ABC’s New Con Show – Variety
After six seasons, Milo Ventimiglia — a star who began his career as Stars Hollow’s resident hellion on “Gilmore Girls” — is freed up from playing the benevolent patriarch on “This Is Us.” And, at least in theory, his new series brings together the two halves of his TV career. On ABC’s “The Company You Keep,” based on the Korean series “My Fellow Citizens,” Ventimiglia plays a con artist, but one who’s utterly committed to his parents (William Fichtner and Polly Draper) and adult sister (Sarah Wayne Callies). The conflict between obligations to loved ones and the desire to get out of the game creates tension and interest in the show’s first two episodes, as does genuine chemistry with co-star Catherine Haena Kim.
It’s less a critique than a simple description of the network-drama form to note that the relationship between the two leads is a tidy double game. Meeting by chance, Ventimiglia’s Charlie and Kim’s Emma share a night of intimacy during which they conceal their true identities: He’s a professional liar, and in a sense, so is she. Emma is an undercover CIA operative, currently assigned to root out the criminal mastermind who owns Charlie’s family’s debts and is making them miserable. Compellingly, she has insecurities that overlay Charlie’s own: He’s responsible for financially supporting his parents, while she feels like the black sheep of a political dynasty that sees itself as the Korean answer to the Kennedys.
With this premise established, there’s room to explore the relationship, and outside it. Some of the writing of Emma’s and Charlie’s dialogue leans painfully hard on the fact that they’re at once intrigued by one another and lying through their teeth, as when she admits, “With you, there is no hiding. … Sometimes it feels like you can see through me.” There’s dramatic irony, and then there’s elbowing the audience in the ribs so hard you may leave a bruise.

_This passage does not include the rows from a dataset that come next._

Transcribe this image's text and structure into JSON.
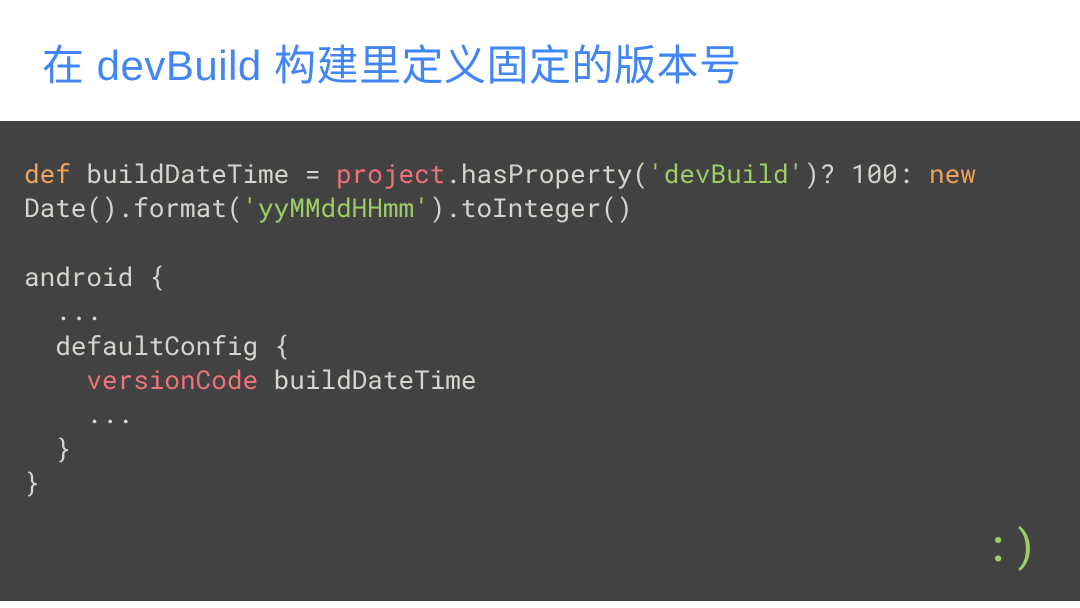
{
  "header": {
    "title": "在 devBuild 构建里定义固定的版本号"
  },
  "code": {
    "tokens": [
      {
        "text": "def",
        "class": "kw-orange"
      },
      {
        "text": " buildDateTime = ",
        "class": ""
      },
      {
        "text": "project",
        "class": "kw-red"
      },
      {
        "text": ".hasProperty(",
        "class": ""
      },
      {
        "text": "'devBuild'",
        "class": "kw-green"
      },
      {
        "text": ")? 100: ",
        "class": ""
      },
      {
        "text": "new",
        "class": "kw-orange"
      },
      {
        "text": " Date().format(",
        "class": ""
      },
      {
        "text": "'yyMMddHHmm'",
        "class": "kw-green"
      },
      {
        "text": ").toInteger()\n\nandroid {\n  ...\n  defaultConfig {\n    ",
        "class": ""
      },
      {
        "text": "versionCode",
        "class": "kw-red"
      },
      {
        "text": " buildDateTime\n    ...\n  }\n}",
        "class": ""
      }
    ]
  },
  "footer": {
    "smiley": ":)"
  }
}
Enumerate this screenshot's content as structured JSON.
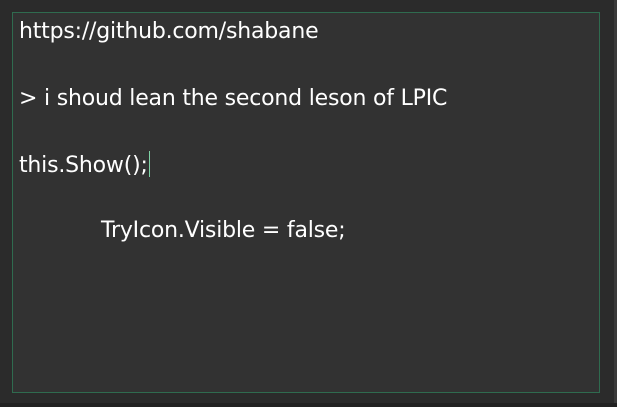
{
  "editor": {
    "lines": [
      "https://github.com/shabane",
      "> i shoud lean the second leson of LPIC",
      "this.Show();",
      "TryIcon.Visible = false;"
    ]
  },
  "colors": {
    "background": "#2b2b2b",
    "editor_background": "#323232",
    "editor_border": "#2f6b4f",
    "text": "#ffffff",
    "caret": "#7fd3a6"
  }
}
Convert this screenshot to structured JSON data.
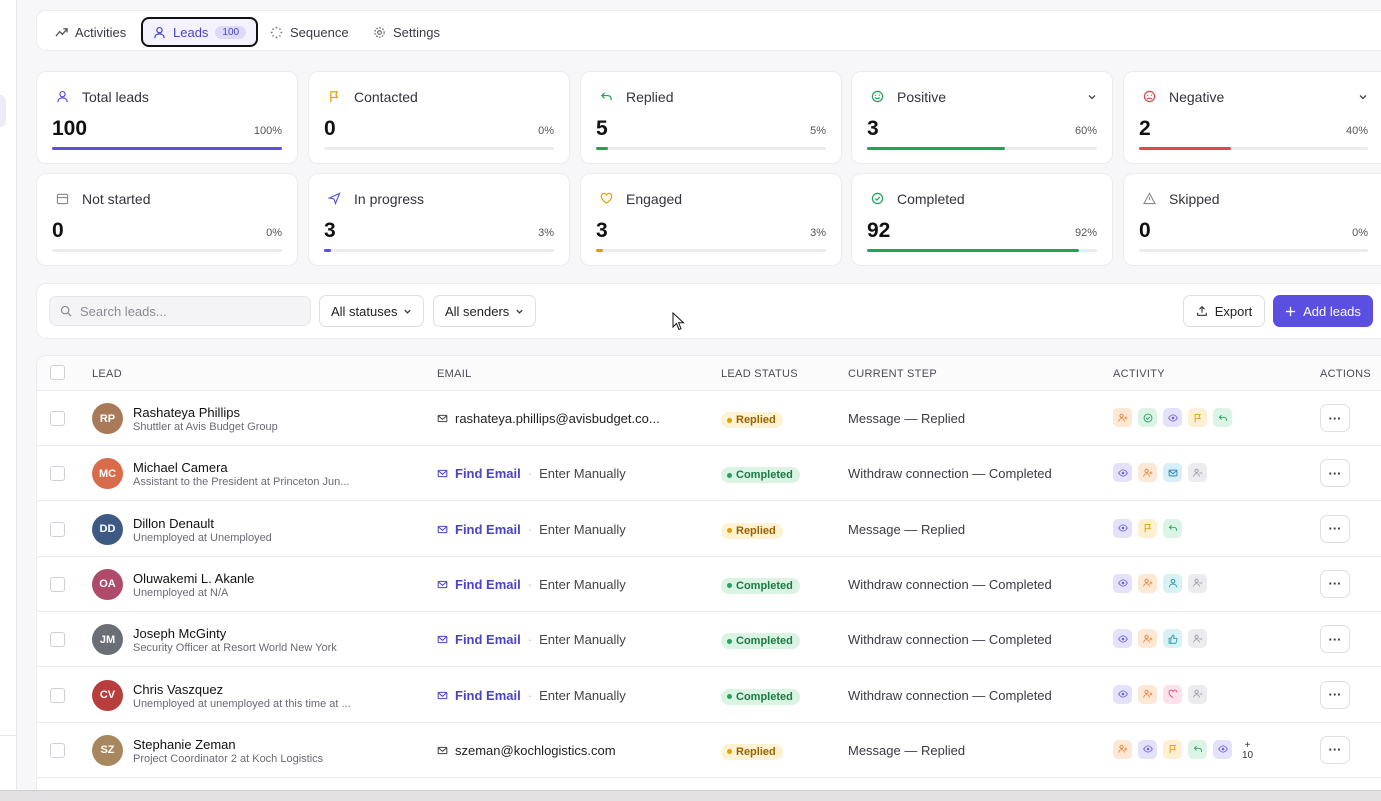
{
  "tabs": [
    {
      "label": "Activities",
      "icon": "trend-icon"
    },
    {
      "label": "Leads",
      "icon": "user-icon",
      "count": "100"
    },
    {
      "label": "Sequence",
      "icon": "loader-icon"
    },
    {
      "label": "Settings",
      "icon": "gear-icon"
    }
  ],
  "stats": [
    {
      "label": "Total leads",
      "value": "100",
      "pct": "100%",
      "fill": 1.0,
      "color": "#5a4fe0",
      "icon": "user-icon"
    },
    {
      "label": "Contacted",
      "value": "0",
      "pct": "0%",
      "fill": 0,
      "color": "#e0a000",
      "icon": "flag-icon"
    },
    {
      "label": "Replied",
      "value": "5",
      "pct": "5%",
      "fill": 0.05,
      "color": "#22a35a",
      "icon": "reply-icon"
    },
    {
      "label": "Positive",
      "value": "3",
      "pct": "60%",
      "fill": 0.6,
      "color": "#22a35a",
      "icon": "smile-icon",
      "dropdown": true
    },
    {
      "label": "Negative",
      "value": "2",
      "pct": "40%",
      "fill": 0.4,
      "color": "#e04848",
      "icon": "frown-icon",
      "dropdown": true
    },
    {
      "label": "Not started",
      "value": "0",
      "pct": "0%",
      "fill": 0,
      "color": "#888888",
      "icon": "calendar-icon"
    },
    {
      "label": "In progress",
      "value": "3",
      "pct": "3%",
      "fill": 0.03,
      "color": "#5a4fe0",
      "icon": "send-icon"
    },
    {
      "label": "Engaged",
      "value": "3",
      "pct": "3%",
      "fill": 0.03,
      "color": "#e0a000",
      "icon": "heart-icon"
    },
    {
      "label": "Completed",
      "value": "92",
      "pct": "92%",
      "fill": 0.92,
      "color": "#22a35a",
      "icon": "check-circle-icon"
    },
    {
      "label": "Skipped",
      "value": "0",
      "pct": "0%",
      "fill": 0,
      "color": "#888888",
      "icon": "warning-icon"
    }
  ],
  "toolbar": {
    "search_placeholder": "Search leads...",
    "status_filter": "All statuses",
    "sender_filter": "All senders",
    "export_label": "Export",
    "add_label": "Add leads"
  },
  "columns": {
    "lead": "LEAD",
    "email": "EMAIL",
    "status": "LEAD STATUS",
    "step": "CURRENT STEP",
    "activity": "ACTIVITY",
    "actions": "ACTIONS"
  },
  "rows": [
    {
      "initials": "RP",
      "avatar": "#a87a5a",
      "name": "Rashateya Phillips",
      "title": "Shuttler at Avis Budget Group",
      "email": "rashateya.phillips@avisbudget.co...",
      "status": "Replied",
      "step": "Message — Replied",
      "activity": [
        "add-user",
        "check",
        "eye",
        "flag",
        "reply"
      ]
    },
    {
      "initials": "MC",
      "avatar": "#d86c4a",
      "name": "Michael Camera",
      "title": "Assistant to the President at Princeton Jun...",
      "find": "Find Email",
      "manual": "Enter Manually",
      "status": "Completed",
      "step": "Withdraw connection — Completed",
      "activity": [
        "eye",
        "add-user",
        "mail",
        "remove-user"
      ]
    },
    {
      "initials": "DD",
      "avatar": "#3e5a84",
      "name": "Dillon Denault",
      "title": "Unemployed at Unemployed",
      "find": "Find Email",
      "manual": "Enter Manually",
      "status": "Replied",
      "step": "Message — Replied",
      "activity": [
        "eye",
        "flag",
        "reply"
      ]
    },
    {
      "initials": "OA",
      "avatar": "#b04a6a",
      "name": "Oluwakemi L. Akanle",
      "title": "Unemployed at N/A",
      "find": "Find Email",
      "manual": "Enter Manually",
      "status": "Completed",
      "step": "Withdraw connection — Completed",
      "activity": [
        "eye",
        "add-user",
        "user",
        "remove-user"
      ]
    },
    {
      "initials": "JM",
      "avatar": "#6a6e75",
      "name": "Joseph McGinty",
      "title": "Security Officer at Resort World New York",
      "find": "Find Email",
      "manual": "Enter Manually",
      "status": "Completed",
      "step": "Withdraw connection — Completed",
      "activity": [
        "eye",
        "add-user",
        "thumbs-up",
        "remove-user"
      ]
    },
    {
      "initials": "CV",
      "avatar": "#b83e3e",
      "name": "Chris Vaszquez",
      "title": "Unemployed at unemployed at this time at ...",
      "find": "Find Email",
      "manual": "Enter Manually",
      "status": "Completed",
      "step": "Withdraw connection — Completed",
      "activity": [
        "eye",
        "add-user",
        "heart",
        "remove-user"
      ]
    },
    {
      "initials": "SZ",
      "avatar": "#a8875e",
      "name": "Stephanie Zeman",
      "title": "Project Coordinator 2 at Koch Logistics",
      "email": "szeman@kochlogistics.com",
      "status": "Replied",
      "step": "Message — Replied",
      "activity": [
        "add-user",
        "eye",
        "flag",
        "reply",
        "eye"
      ],
      "more_count": "+\n10"
    }
  ]
}
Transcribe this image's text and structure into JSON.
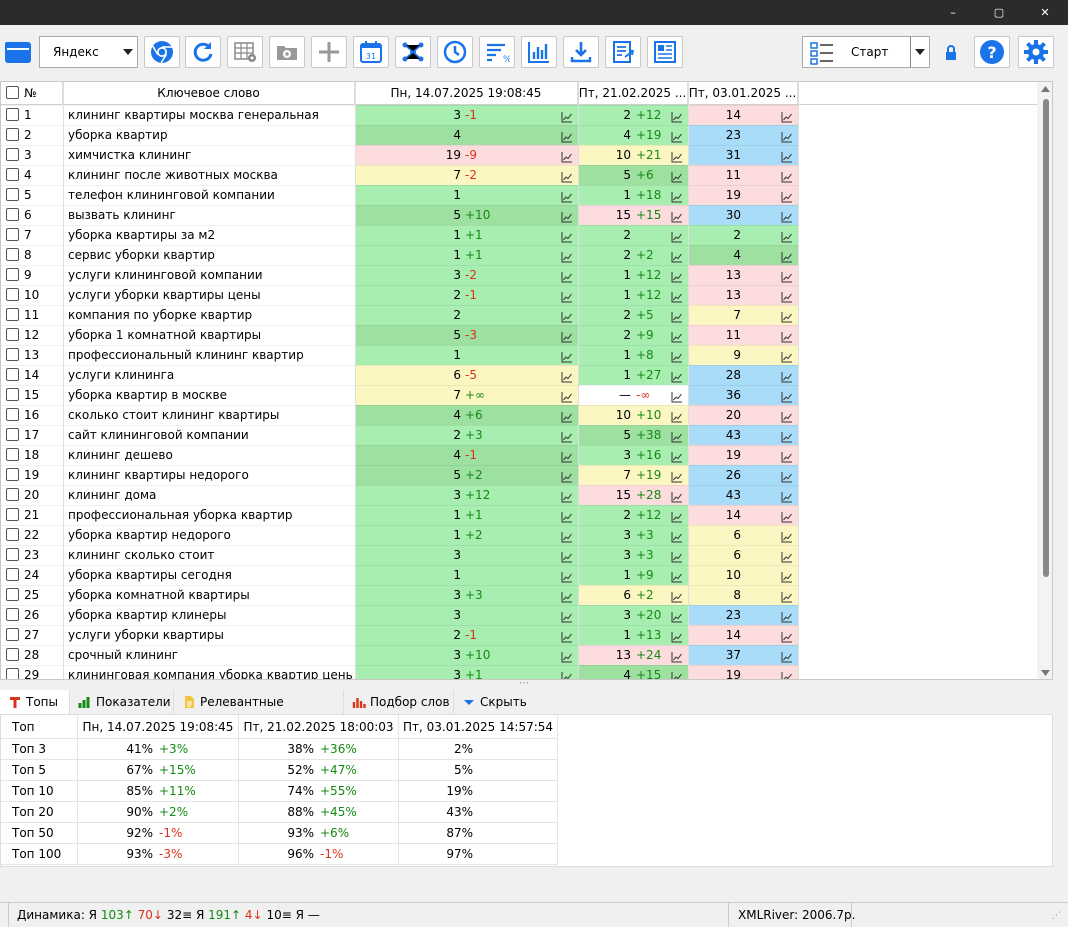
{
  "window": {
    "controls": [
      "–",
      "▢",
      "✕"
    ]
  },
  "toolbar": {
    "engine_select": "Яндекс",
    "start_button": "Старт",
    "calendar_day": "31",
    "accent": "#1a73e8"
  },
  "grid": {
    "headers": {
      "num": "№",
      "keyword": "Ключевое слово",
      "col1": "Пн, 14.07.2025 19:08:45",
      "col2": "Пт, 21.02.2025 ...",
      "col3": "Пт, 03.01.2025 ..."
    },
    "rows": [
      {
        "n": "1",
        "kw": "клининг квартиры москва генеральная",
        "p1": "3",
        "d1": "-1",
        "b1": "g",
        "p2": "2",
        "d2": "+12",
        "b2": "g",
        "p3": "14",
        "b3": "r"
      },
      {
        "n": "2",
        "kw": "уборка квартир",
        "p1": "4",
        "d1": "",
        "b1": "dg",
        "p2": "4",
        "d2": "+19",
        "b2": "g",
        "p3": "23",
        "b3": "b"
      },
      {
        "n": "3",
        "kw": "химчистка клининг",
        "p1": "19",
        "d1": "-9",
        "b1": "r",
        "p2": "10",
        "d2": "+21",
        "b2": "y",
        "p3": "31",
        "b3": "b"
      },
      {
        "n": "4",
        "kw": "клининг после животных москва",
        "p1": "7",
        "d1": "-2",
        "b1": "y",
        "p2": "5",
        "d2": "+6",
        "b2": "dg",
        "p3": "11",
        "b3": "r"
      },
      {
        "n": "5",
        "kw": "телефон клининговой компании",
        "p1": "1",
        "d1": "",
        "b1": "g",
        "p2": "1",
        "d2": "+18",
        "b2": "g",
        "p3": "19",
        "b3": "r"
      },
      {
        "n": "6",
        "kw": "вызвать клининг",
        "p1": "5",
        "d1": "+10",
        "b1": "dg",
        "p2": "15",
        "d2": "+15",
        "b2": "r",
        "p3": "30",
        "b3": "b"
      },
      {
        "n": "7",
        "kw": "уборка квартиры за м2",
        "p1": "1",
        "d1": "+1",
        "b1": "g",
        "p2": "2",
        "d2": "",
        "b2": "g",
        "p3": "2",
        "b3": "g"
      },
      {
        "n": "8",
        "kw": "сервис уборки квартир",
        "p1": "1",
        "d1": "+1",
        "b1": "g",
        "p2": "2",
        "d2": "+2",
        "b2": "g",
        "p3": "4",
        "b3": "dg"
      },
      {
        "n": "9",
        "kw": "услуги клининговой компании",
        "p1": "3",
        "d1": "-2",
        "b1": "g",
        "p2": "1",
        "d2": "+12",
        "b2": "g",
        "p3": "13",
        "b3": "r"
      },
      {
        "n": "10",
        "kw": "услуги уборки квартиры цены",
        "p1": "2",
        "d1": "-1",
        "b1": "g",
        "p2": "1",
        "d2": "+12",
        "b2": "g",
        "p3": "13",
        "b3": "r"
      },
      {
        "n": "11",
        "kw": "компания по уборке квартир",
        "p1": "2",
        "d1": "",
        "b1": "g",
        "p2": "2",
        "d2": "+5",
        "b2": "g",
        "p3": "7",
        "b3": "y"
      },
      {
        "n": "12",
        "kw": "уборка 1 комнатной квартиры",
        "p1": "5",
        "d1": "-3",
        "b1": "dg",
        "p2": "2",
        "d2": "+9",
        "b2": "g",
        "p3": "11",
        "b3": "r"
      },
      {
        "n": "13",
        "kw": "профессиональный клининг квартир",
        "p1": "1",
        "d1": "",
        "b1": "g",
        "p2": "1",
        "d2": "+8",
        "b2": "g",
        "p3": "9",
        "b3": "y"
      },
      {
        "n": "14",
        "kw": "услуги клининга",
        "p1": "6",
        "d1": "-5",
        "b1": "y",
        "p2": "1",
        "d2": "+27",
        "b2": "g",
        "p3": "28",
        "b3": "b"
      },
      {
        "n": "15",
        "kw": "уборка квартир в москве",
        "p1": "7",
        "d1": "+∞",
        "b1": "y",
        "p2": "—",
        "d2": "-∞",
        "b2": "w",
        "p3": "36",
        "b3": "b"
      },
      {
        "n": "16",
        "kw": "сколько стоит клининг квартиры",
        "p1": "4",
        "d1": "+6",
        "b1": "dg",
        "p2": "10",
        "d2": "+10",
        "b2": "y",
        "p3": "20",
        "b3": "r"
      },
      {
        "n": "17",
        "kw": "сайт клининговой компании",
        "p1": "2",
        "d1": "+3",
        "b1": "g",
        "p2": "5",
        "d2": "+38",
        "b2": "dg",
        "p3": "43",
        "b3": "b"
      },
      {
        "n": "18",
        "kw": "клининг дешево",
        "p1": "4",
        "d1": "-1",
        "b1": "dg",
        "p2": "3",
        "d2": "+16",
        "b2": "g",
        "p3": "19",
        "b3": "r"
      },
      {
        "n": "19",
        "kw": "клининг квартиры недорого",
        "p1": "5",
        "d1": "+2",
        "b1": "dg",
        "p2": "7",
        "d2": "+19",
        "b2": "y",
        "p3": "26",
        "b3": "b"
      },
      {
        "n": "20",
        "kw": "клининг дома",
        "p1": "3",
        "d1": "+12",
        "b1": "g",
        "p2": "15",
        "d2": "+28",
        "b2": "r",
        "p3": "43",
        "b3": "b"
      },
      {
        "n": "21",
        "kw": "профессиональная уборка квартир",
        "p1": "1",
        "d1": "+1",
        "b1": "g",
        "p2": "2",
        "d2": "+12",
        "b2": "g",
        "p3": "14",
        "b3": "r"
      },
      {
        "n": "22",
        "kw": "уборка квартир недорого",
        "p1": "1",
        "d1": "+2",
        "b1": "g",
        "p2": "3",
        "d2": "+3",
        "b2": "g",
        "p3": "6",
        "b3": "y"
      },
      {
        "n": "23",
        "kw": "клининг сколько стоит",
        "p1": "3",
        "d1": "",
        "b1": "g",
        "p2": "3",
        "d2": "+3",
        "b2": "g",
        "p3": "6",
        "b3": "y"
      },
      {
        "n": "24",
        "kw": "уборка квартиры сегодня",
        "p1": "1",
        "d1": "",
        "b1": "g",
        "p2": "1",
        "d2": "+9",
        "b2": "g",
        "p3": "10",
        "b3": "y"
      },
      {
        "n": "25",
        "kw": "уборка комнатной квартиры",
        "p1": "3",
        "d1": "+3",
        "b1": "g",
        "p2": "6",
        "d2": "+2",
        "b2": "y",
        "p3": "8",
        "b3": "y"
      },
      {
        "n": "26",
        "kw": "уборка квартир клинеры",
        "p1": "3",
        "d1": "",
        "b1": "g",
        "p2": "3",
        "d2": "+20",
        "b2": "g",
        "p3": "23",
        "b3": "b"
      },
      {
        "n": "27",
        "kw": "услуги уборки квартиры",
        "p1": "2",
        "d1": "-1",
        "b1": "g",
        "p2": "1",
        "d2": "+13",
        "b2": "g",
        "p3": "14",
        "b3": "r"
      },
      {
        "n": "28",
        "kw": "срочный клининг",
        "p1": "3",
        "d1": "+10",
        "b1": "g",
        "p2": "13",
        "d2": "+24",
        "b2": "r",
        "p3": "37",
        "b3": "b"
      },
      {
        "n": "29",
        "kw": "клининговая компания уборка квартир цены",
        "p1": "3",
        "d1": "+1",
        "b1": "g",
        "p2": "4",
        "d2": "+15",
        "b2": "dg",
        "p3": "19",
        "b3": "r"
      }
    ]
  },
  "bottom_tabs": [
    "Топы",
    "Показатели",
    "Релевантные страницы",
    "Подбор слов",
    "Скрыть"
  ],
  "tops": {
    "headers": [
      "Топ",
      "Пн, 14.07.2025 19:08:45",
      "Пт, 21.02.2025 18:00:03",
      "Пт, 03.01.2025 14:57:54"
    ],
    "rows": [
      {
        "label": "Топ 3",
        "v1": "41%",
        "d1": "+3%",
        "v2": "38%",
        "d2": "+36%",
        "v3": "2%"
      },
      {
        "label": "Топ 5",
        "v1": "67%",
        "d1": "+15%",
        "v2": "52%",
        "d2": "+47%",
        "v3": "5%"
      },
      {
        "label": "Топ 10",
        "v1": "85%",
        "d1": "+11%",
        "v2": "74%",
        "d2": "+55%",
        "v3": "19%"
      },
      {
        "label": "Топ 20",
        "v1": "90%",
        "d1": "+2%",
        "v2": "88%",
        "d2": "+45%",
        "v3": "43%"
      },
      {
        "label": "Топ 50",
        "v1": "92%",
        "d1": "-1%",
        "v2": "93%",
        "d2": "+6%",
        "v3": "87%"
      },
      {
        "label": "Топ 100",
        "v1": "93%",
        "d1": "-3%",
        "v2": "96%",
        "d2": "-1%",
        "v3": "97%"
      }
    ]
  },
  "status": {
    "dynamics_label": "Динамика: Я",
    "up_val": "103↑",
    "down_val": "70↓",
    "eq_val": "32≡ Я",
    "up2": "191↑",
    "down2": "4↓",
    "eq2": "10≡ Я —",
    "balance": "XMLRiver: 2006.7р."
  }
}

Still, the performers sell the mutual attraction and the tricky sense of knowing one is understood beyond one’s lies and elisions; Fichtner and Draper are in fine form, as is Callies.
This trio’s work with Ventimiglia anchors the sprightlier half of “The Company You Keep.” Charlie and his folks don’t run cons together simply as a way to leverage their talents to make money — they are in it, in part, for love of the game. The second episode, in which Fichtner’s Leo takes on the character of a ludicrous society photographer to gain access to the home of a wealthy couple, has some of the high-kicking brio of the late, lamented ABC spy drama “Alias,” albeit obviously executed on a less ambitious scale. Even so, that “The Company You Keep” treats its characters as intelligent — capable not merely of pulling off a con but of designing one that uses their ingenuity and their humor — feels like a breath of fresh air.
And it’s a color that looks good on Ventimiglia, for whom a certain husky-voiced stoicism can be a crutch as much as it is a defining trait. He certainly seems to be having fun, which, as a performer, he’s earned after what was likely a creatively rewarding but emotionally wrenching journey through family tragedy “This Is Us.” It also represents something new for his audience members, who have little recent experience of a Ventimiglia who’s uncomplicatedly breezy or sexy outside the context of a very complicated marriage. Here, the knots in Charlie’s stories are the stuff of pulp novels or — just as good — lightly pleasurable serial TV.
‘The Company You Keep’ premieres on Sunday, February 19, at 10 p.m. ET on ABC.